On June 19, 2013, North Carolina Governor Pat McCrory signed the repeal of the state’s Racial Justice Act, a 2009 law that allowed death row prisoners to challenge their sentences using statewide statistics showing bias based on the race of the defendant or victim or in jury selection. Amendments to the Act in 2012 eliminated the race of the victim as a factor and restricted proof of racial bias to the county or prosecutorial district, rather than allowing the use of statewide or regional data. One year later, the legislature succeeded in repealing the Act entirely.
Opponents of the Act claimed that it would create a de facto moratorium on the death penalty in North Carolina, where no prisoners have been executed since 2006. Before it was repealed, the large majority of death row prisoners in North Carolina had filed claims under one or both versions the Act. The legislature’s decision to first modify and then repeal the Act leaves open numerous questions about how those cases will now be handled by the courts.

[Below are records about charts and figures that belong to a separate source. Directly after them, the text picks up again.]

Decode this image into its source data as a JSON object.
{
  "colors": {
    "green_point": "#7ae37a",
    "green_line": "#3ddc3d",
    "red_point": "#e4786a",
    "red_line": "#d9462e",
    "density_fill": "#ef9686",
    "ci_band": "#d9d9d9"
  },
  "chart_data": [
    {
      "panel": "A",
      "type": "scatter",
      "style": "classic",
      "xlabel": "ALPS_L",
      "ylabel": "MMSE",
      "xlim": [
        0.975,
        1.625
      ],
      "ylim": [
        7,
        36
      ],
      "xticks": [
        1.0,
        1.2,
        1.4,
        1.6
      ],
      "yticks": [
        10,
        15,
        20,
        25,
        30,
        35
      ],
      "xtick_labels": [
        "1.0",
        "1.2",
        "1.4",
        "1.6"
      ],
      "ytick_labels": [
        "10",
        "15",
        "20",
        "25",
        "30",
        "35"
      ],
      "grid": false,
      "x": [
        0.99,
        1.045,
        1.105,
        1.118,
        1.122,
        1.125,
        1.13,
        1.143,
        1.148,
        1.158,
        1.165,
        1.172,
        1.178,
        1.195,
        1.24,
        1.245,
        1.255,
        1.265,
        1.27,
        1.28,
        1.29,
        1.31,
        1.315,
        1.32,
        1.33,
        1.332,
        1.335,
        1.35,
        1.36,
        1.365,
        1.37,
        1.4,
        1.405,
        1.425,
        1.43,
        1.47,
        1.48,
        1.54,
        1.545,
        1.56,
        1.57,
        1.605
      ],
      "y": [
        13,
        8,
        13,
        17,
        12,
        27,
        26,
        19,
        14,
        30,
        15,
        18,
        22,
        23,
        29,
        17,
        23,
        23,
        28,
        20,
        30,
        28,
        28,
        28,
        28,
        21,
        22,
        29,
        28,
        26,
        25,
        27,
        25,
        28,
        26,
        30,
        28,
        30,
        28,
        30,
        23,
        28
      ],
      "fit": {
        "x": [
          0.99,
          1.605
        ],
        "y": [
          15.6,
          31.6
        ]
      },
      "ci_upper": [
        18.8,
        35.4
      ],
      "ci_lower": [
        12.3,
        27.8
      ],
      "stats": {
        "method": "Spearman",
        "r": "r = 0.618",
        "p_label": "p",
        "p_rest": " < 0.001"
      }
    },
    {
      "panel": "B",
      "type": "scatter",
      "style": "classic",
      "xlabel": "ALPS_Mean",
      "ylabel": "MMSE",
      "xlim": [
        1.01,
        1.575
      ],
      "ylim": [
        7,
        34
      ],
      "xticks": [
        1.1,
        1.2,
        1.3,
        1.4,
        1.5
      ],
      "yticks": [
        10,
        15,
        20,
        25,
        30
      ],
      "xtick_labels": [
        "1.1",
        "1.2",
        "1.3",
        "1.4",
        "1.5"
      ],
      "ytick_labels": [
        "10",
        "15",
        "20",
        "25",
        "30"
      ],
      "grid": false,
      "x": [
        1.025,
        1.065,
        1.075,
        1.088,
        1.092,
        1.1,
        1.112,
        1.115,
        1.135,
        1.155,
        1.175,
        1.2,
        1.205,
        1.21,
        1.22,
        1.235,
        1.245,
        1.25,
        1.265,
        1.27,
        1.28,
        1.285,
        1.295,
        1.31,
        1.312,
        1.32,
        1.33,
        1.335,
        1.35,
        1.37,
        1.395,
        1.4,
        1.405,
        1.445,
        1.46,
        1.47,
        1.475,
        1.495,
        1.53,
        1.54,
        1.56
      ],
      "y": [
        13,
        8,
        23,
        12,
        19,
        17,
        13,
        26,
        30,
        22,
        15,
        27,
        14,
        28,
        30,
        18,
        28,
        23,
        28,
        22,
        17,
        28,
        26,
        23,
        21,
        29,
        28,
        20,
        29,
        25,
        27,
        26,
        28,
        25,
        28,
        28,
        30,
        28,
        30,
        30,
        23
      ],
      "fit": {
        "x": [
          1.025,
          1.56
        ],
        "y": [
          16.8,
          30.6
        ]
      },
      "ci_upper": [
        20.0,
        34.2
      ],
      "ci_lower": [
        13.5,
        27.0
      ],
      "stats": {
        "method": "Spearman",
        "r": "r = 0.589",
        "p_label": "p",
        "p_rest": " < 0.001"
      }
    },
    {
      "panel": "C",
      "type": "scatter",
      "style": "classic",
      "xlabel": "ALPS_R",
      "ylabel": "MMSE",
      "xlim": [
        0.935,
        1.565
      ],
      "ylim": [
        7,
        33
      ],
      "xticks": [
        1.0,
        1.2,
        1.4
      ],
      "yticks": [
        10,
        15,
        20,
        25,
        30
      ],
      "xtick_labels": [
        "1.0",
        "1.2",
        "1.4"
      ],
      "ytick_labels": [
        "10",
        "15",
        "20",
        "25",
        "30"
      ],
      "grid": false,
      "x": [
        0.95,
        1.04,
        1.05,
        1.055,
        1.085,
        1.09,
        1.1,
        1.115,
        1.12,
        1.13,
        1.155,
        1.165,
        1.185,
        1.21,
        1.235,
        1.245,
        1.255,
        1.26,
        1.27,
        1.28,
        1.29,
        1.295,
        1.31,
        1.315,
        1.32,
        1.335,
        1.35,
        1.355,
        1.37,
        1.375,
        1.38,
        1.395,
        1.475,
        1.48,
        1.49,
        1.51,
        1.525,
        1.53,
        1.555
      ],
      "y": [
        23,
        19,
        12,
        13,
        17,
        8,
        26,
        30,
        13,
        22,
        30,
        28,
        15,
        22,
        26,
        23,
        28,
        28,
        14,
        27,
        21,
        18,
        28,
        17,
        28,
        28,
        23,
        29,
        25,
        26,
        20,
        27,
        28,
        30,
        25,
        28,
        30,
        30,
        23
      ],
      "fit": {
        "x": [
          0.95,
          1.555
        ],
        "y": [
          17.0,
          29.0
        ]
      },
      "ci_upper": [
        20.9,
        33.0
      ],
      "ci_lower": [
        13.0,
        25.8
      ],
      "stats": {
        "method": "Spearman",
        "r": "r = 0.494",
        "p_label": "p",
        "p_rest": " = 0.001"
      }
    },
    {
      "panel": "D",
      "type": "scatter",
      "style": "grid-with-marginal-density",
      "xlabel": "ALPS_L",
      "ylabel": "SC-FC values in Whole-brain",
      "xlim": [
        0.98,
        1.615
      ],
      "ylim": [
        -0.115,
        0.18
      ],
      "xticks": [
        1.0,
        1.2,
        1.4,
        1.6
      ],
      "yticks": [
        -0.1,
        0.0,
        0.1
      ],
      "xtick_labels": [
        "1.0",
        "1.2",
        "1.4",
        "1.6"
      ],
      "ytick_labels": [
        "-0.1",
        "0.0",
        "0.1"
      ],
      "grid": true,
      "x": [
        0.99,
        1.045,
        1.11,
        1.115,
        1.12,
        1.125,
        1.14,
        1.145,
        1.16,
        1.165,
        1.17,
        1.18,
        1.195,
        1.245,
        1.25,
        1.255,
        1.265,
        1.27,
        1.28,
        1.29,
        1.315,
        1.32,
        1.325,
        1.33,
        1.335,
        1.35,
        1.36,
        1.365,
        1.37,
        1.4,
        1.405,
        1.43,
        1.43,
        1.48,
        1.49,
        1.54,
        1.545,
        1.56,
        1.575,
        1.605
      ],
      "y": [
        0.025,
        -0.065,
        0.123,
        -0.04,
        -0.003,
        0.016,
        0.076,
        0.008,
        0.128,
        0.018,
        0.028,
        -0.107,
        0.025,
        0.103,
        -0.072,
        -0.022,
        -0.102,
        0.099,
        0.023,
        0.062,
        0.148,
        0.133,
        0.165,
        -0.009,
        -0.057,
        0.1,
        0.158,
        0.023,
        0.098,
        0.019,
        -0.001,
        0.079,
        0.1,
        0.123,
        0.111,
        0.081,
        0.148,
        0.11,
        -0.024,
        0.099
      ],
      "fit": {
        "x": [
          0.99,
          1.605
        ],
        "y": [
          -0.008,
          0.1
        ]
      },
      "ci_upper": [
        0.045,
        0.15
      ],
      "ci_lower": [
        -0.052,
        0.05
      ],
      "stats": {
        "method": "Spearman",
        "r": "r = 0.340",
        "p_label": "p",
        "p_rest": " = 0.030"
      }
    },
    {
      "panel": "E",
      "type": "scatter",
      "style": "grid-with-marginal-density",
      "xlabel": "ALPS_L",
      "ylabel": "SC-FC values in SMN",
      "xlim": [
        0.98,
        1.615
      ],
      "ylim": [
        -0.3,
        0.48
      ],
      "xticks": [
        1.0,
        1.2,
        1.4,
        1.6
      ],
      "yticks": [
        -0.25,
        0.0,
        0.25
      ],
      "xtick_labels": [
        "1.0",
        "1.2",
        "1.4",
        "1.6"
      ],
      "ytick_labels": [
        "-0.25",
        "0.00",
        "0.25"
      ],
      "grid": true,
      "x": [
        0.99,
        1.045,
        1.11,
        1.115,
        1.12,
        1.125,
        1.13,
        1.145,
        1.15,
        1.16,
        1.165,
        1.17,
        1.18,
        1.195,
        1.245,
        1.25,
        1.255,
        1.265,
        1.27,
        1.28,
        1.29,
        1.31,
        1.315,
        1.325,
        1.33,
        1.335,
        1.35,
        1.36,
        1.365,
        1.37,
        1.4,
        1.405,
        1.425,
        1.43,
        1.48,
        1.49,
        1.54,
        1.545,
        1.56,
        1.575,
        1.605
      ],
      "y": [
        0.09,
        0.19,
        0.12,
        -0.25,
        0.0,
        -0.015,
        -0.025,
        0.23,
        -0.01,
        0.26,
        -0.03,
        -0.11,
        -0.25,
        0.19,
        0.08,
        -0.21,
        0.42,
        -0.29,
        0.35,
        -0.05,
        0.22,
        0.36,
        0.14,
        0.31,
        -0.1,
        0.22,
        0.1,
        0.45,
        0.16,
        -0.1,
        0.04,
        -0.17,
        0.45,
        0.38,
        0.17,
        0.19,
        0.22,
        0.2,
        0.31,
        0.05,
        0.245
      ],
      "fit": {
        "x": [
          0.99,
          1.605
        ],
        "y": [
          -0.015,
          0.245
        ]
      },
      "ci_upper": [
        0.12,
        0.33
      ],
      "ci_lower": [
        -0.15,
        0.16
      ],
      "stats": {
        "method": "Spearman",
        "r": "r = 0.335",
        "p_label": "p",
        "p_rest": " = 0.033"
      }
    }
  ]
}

Before the repeal, North Carolina courts had already granted relief to four death row prisoners who filed claims under the Act. The courts found that each defendant satisfied the standard for proving that race was a “significant factor” in their individual death sentences under both the original Act and the 2012 modification. These decisions were supported by compelling evidence of systemic bias throughout the state. Prisoners with pending claims at the time of repeal will argue that the courts should hear their cases as well.